After becoming the youngest artist ever to receive a Minnesota State Arts Board grant, 23-year-old Miles Mendenhall went from being a laborious University of Minnesota art student to one of Minneapolis’ most talked-about screen printers.
Adhering to the do-it-yourself ideology, Mendenhall has found success selling his work independently and through various exhibitions. Today, Mendenhall dabbles in the digital realm, crafting gripping images of geometric patterns that are as unique as they are hypnotic.
This Wednesday, Mendenhall will make his first appearance under the national spotlight as a contestant on Bravo’s new reality show, “Work of Art: The Next Great Artist.”
A&E chatted with the artist about his life and his art.
Were you always interested in pursuing art as a profession?
I just got into it during school. I could fake my way through everything else — get straight A’s and everything — but I think art was one of those things that I cared about figuring out. The rest of the stuff was easy and art was kind of the most challenging thing for me.
Did you like it because it was challenging?
I liked it because you couldn’t really put a formula to it. I mean, you can put a formula to writing and math and history and all those things. And in art, yeah, there can be a formula you can put to it, but it’s a little harder to figure out.
What kind of art did you start out doing?
I started out painting a bunch, and then it kind of turned into print. I became really obsessed with surface texture on paintings and being able to whip them out quickly, so I turned to screen printing to provide me with a really commercial-feeling surface and the ability to really mass-produce paintings.
Explain your creative process.
Well the stuff I’m interested in is just really, really simple imagery that’s displacing for a viewer or arresting. You know, stuff that uses the kind of optical things that your eye can take in and put your mind into a more relaxed, hypnotic state.
I’ve read that your pieces speak to the nature of randomness and control. Can you explain what that means? Is that even accurate?
I don’t think so much anymore. I think the thing that I’m really interested in is just things that already are or have already happened. The stuff I made for the Highpoint [Center for Printmaking] show, I didn’t really make any of it, I just kind of curated it in terms of finding these limits of the computer’s ability to display certain information and bringing that forth in a screen print or things like that.
So you’re not exactly drawing inspiration from somewhere to create these things?

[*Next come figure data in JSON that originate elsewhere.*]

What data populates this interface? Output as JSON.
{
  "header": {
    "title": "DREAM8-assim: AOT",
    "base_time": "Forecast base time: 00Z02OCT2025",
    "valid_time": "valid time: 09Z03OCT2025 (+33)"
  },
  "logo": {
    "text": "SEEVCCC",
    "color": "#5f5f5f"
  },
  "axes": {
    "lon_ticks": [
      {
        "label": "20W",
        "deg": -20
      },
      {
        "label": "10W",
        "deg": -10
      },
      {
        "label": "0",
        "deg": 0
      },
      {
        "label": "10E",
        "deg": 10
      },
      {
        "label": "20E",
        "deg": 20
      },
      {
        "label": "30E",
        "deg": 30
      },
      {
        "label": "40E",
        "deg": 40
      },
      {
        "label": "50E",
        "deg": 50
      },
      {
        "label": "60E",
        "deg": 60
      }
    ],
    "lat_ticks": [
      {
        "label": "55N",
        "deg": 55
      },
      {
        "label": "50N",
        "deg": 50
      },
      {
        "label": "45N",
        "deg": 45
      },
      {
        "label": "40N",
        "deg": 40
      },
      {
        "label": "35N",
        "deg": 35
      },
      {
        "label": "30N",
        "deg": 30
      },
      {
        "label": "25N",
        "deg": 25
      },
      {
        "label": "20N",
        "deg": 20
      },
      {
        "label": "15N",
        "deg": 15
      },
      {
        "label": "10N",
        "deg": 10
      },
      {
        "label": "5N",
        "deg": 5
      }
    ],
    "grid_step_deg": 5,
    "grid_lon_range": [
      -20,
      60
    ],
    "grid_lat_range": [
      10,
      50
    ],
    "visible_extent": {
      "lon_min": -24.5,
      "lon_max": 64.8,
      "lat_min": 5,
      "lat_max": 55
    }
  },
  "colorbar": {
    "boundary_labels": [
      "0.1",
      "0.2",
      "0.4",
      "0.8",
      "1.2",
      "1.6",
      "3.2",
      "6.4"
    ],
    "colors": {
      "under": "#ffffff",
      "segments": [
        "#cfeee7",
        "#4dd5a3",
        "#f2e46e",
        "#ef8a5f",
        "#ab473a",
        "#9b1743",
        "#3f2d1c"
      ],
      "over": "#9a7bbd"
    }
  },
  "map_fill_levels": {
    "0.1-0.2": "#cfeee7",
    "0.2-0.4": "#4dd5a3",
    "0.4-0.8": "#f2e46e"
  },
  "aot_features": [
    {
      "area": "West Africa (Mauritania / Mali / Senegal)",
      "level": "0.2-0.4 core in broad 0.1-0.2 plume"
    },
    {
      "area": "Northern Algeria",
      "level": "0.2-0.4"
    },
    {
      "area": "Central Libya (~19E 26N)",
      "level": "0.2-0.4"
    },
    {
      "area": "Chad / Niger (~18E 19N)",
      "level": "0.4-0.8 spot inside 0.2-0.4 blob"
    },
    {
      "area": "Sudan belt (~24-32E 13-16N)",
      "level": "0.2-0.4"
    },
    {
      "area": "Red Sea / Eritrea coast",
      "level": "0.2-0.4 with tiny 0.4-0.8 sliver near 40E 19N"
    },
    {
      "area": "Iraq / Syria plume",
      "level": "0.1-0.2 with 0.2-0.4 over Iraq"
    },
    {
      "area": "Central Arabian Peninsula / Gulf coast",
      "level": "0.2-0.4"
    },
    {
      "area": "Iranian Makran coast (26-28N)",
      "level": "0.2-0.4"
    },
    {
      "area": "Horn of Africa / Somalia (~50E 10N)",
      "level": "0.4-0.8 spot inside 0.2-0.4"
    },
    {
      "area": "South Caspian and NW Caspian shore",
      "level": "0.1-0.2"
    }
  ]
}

Yes and no. It’s kind of a tricky thing because I am inspired to curate them and bring certain ones forth and recognize that other ones aren’t so good, but I think the biggest thing is the exploration of this digital world and this kind of curiosity is how these bits of it start to feel much more human than I expect.
How did your experience at the University of Minnesota shape your career?
I liked the U because there was a wide breadth of knowledge offered there and I could explore a bunch of different things and then in the same sense have the facilities and professors available to really fabricate the pieces that I wanted to without any sort of hindrance of it being impossible. There’s just so many good amazing tools and resources and so many great professors to put your head together with.
When did you first hear about the Bravo show?
I just heard about it when it was in the works, and I couldn’t think of anything more stupid and problematic than that. I mean, think about the whole setup. It’s inherently problematic and not conducive to making art in the least.
Why’d you choose to participate in it then?
I think, for me, I was interested in other aspects. I think the least of my interest in it was being on a reality TV show, I think the thing I was more interested in was the things that happen to people after they’ve been on these shows in terms of social repercussions and how people are perceived.
What were your initial feelings when you heard about it?
I think I started laughing hysterically … I find the whole thing very funny and comical.